The final section of our PERT Math Study Guide is about polynomials. Here, we will define all relevant terms and break down polynomial operations.
Definition of Polynomials
A polynomial is an algebraic expression composed of terms. These terms fall into two categories: indeterminates (or variables), including variables raised to non-negative integer powers, and coefficients.
Polynomials can have multiple terms and are generally written in descending order of powers.
Example: $3x^2 -4x + 7$ is a polynomial with three terms: $3x^2, -4x,$ and $7.$
Polynomial Terminology
Degree: The highest power of the variable. For instance, in $4x^3 + 2x -1,$ the degree is $3$.
Leading Coefficient: The coefficient of the term with the highest degree. In $5x^2 -3x + 8,$ the leading coefficient is $5$.

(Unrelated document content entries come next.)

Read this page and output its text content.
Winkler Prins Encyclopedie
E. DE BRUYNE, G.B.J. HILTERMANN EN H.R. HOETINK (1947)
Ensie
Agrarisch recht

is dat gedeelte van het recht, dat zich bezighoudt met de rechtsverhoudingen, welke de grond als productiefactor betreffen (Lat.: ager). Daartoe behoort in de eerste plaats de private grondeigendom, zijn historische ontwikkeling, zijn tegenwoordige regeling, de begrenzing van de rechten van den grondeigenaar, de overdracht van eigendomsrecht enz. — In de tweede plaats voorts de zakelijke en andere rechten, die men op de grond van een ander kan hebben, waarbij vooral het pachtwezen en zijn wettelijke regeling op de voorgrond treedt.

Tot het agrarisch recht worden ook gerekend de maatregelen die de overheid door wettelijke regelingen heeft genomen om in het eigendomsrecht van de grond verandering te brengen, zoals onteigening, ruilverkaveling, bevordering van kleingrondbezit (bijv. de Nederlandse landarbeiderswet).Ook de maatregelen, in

Constant Term: A term with no variable. In the polynomial $5x^2 -3x + 8$, $8$ is a constant term.
Operations with Polynomials
Addition/Subtraction: Combine like terms (terms with the same variable and power). For example:
$(3x^2 + 4x + 5) $ $ + (2x^2 -3x -1) $ $ = 5x^2 + x + 4$
Multiplication: Distribute each term in one polynomial by each term in the other. Use the FOIL method for binomials or the distributive property for larger polynomials. For example:
$(x + 2)(x -3) = x^2 -x -6$
Division: Divide a polynomial by a monomial or another polynomial, often using long division or synthetic division.
Factoring Polynomials
Greatest Common Factor (GCF): Factor out the largest term common to all terms. For example:
$6x^3 + 9x^2 $ $ = 3x^2 (2x + 3)$
Factoring Trinomials: For trinomials in $ax^2 + bx + c$, find two numbers that multiply to $ac$ and add to $b$.
Special Factoring Patterns:
- Difference of Squares: $a^2 + b^2 = (a + b)(a – b)$
- Perfect Square Trinomials: $a^2 ± 2ab + b^2 $ $ = (a ± b)^2$
Polynomial Functions
A polynomial function is defined by a polynomial equation, such as $f(x) = 2x^3 -x^2 + 4x -5$. Polynomial functions are continuous with no breaks, holes, or gaps.
Roots/Zeros: The roots (or zeros) of a polynomial function are values of $x$ that make $f(x) = 0$. These can be found by factoring the polynomial and setting each factor to zero.
Key Tip: Arrange polynomial terms in descending order of their exponents to make the expression clearer and to simplify future calculations. This helps you easily identify the degree and leading term of the polynomial.